Let $y: \mathbb{R} \longrightarrow \mathbb{R}$ be an odd and continuous function and $T>0$. Suppose that there exists $\varphi: \mathbb{R} \longrightarrow \mathbb{R}$ a continuous function such that $$ \int_0^T \varphi(x)\; dx=0 \tag{1} $$ and, for some constant $\gamma>0$, $$ y(x+T)=y(x)+\gamma\varphi(x), \; \forall \; x \in \mathbb{R}. \tag{2} $$ Question.
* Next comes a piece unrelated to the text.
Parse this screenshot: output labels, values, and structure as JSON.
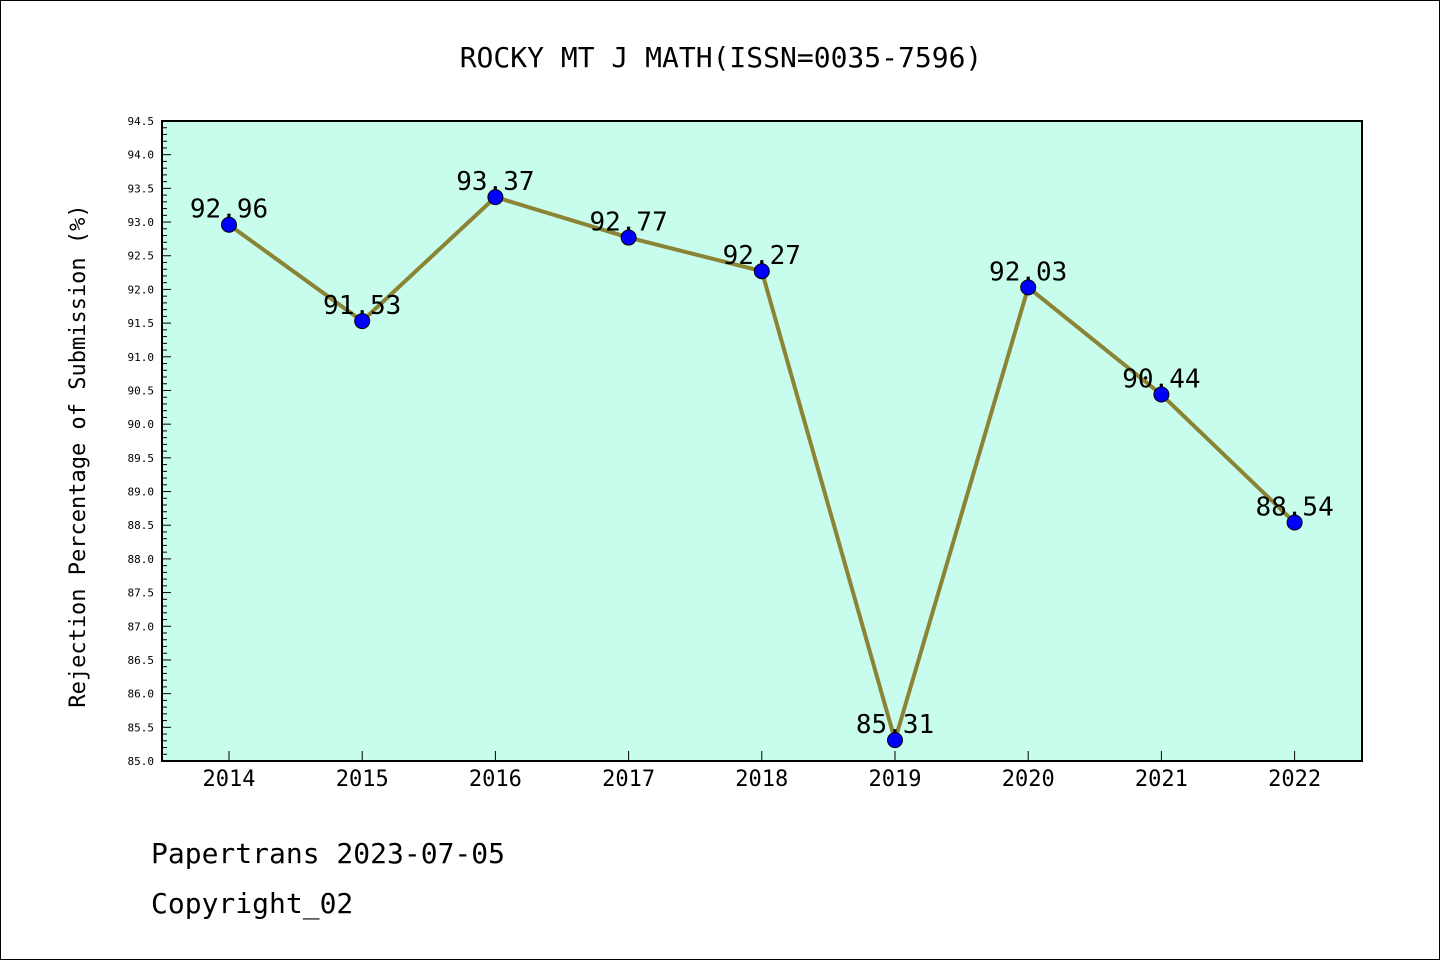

Is it true that $$ \int_0^T y(x) \; dx =0? \tag{*} $$
I thought of the following: integrating $(2)$ over $[0,T]$ and using $(1)$ we obtain $$ \int_0^T y(x+L) \; dx = \int_T^{2T} y(u) \; dx. \tag{3} $$
Now, I know that, since $y$ is odd then holds $$\int_{-T}^T y(x)\; dx=0. \tag{4}$$
Can I use $(4)$ in order to prove $(*)$? If so, how can I use it?
Consider $y = \sin(x)$ and $T = \frac{\pi}{2}$. We have $y(x + T) = \sin(x + \frac{\pi}{2}) = \cos(x)$. Then define $\phi(x) = \cos(x) - \sin(x)$, $\gamma = 1$. Then we have $y(x + T) = y(x) + \gamma \phi(x)$. And note that $y$ is odd.
Furthermore, note that $\int\limits_0^T \phi(x) dx = 0$. But $\int\limits_0^T y(x) dx = 1$.
So your claim is not true.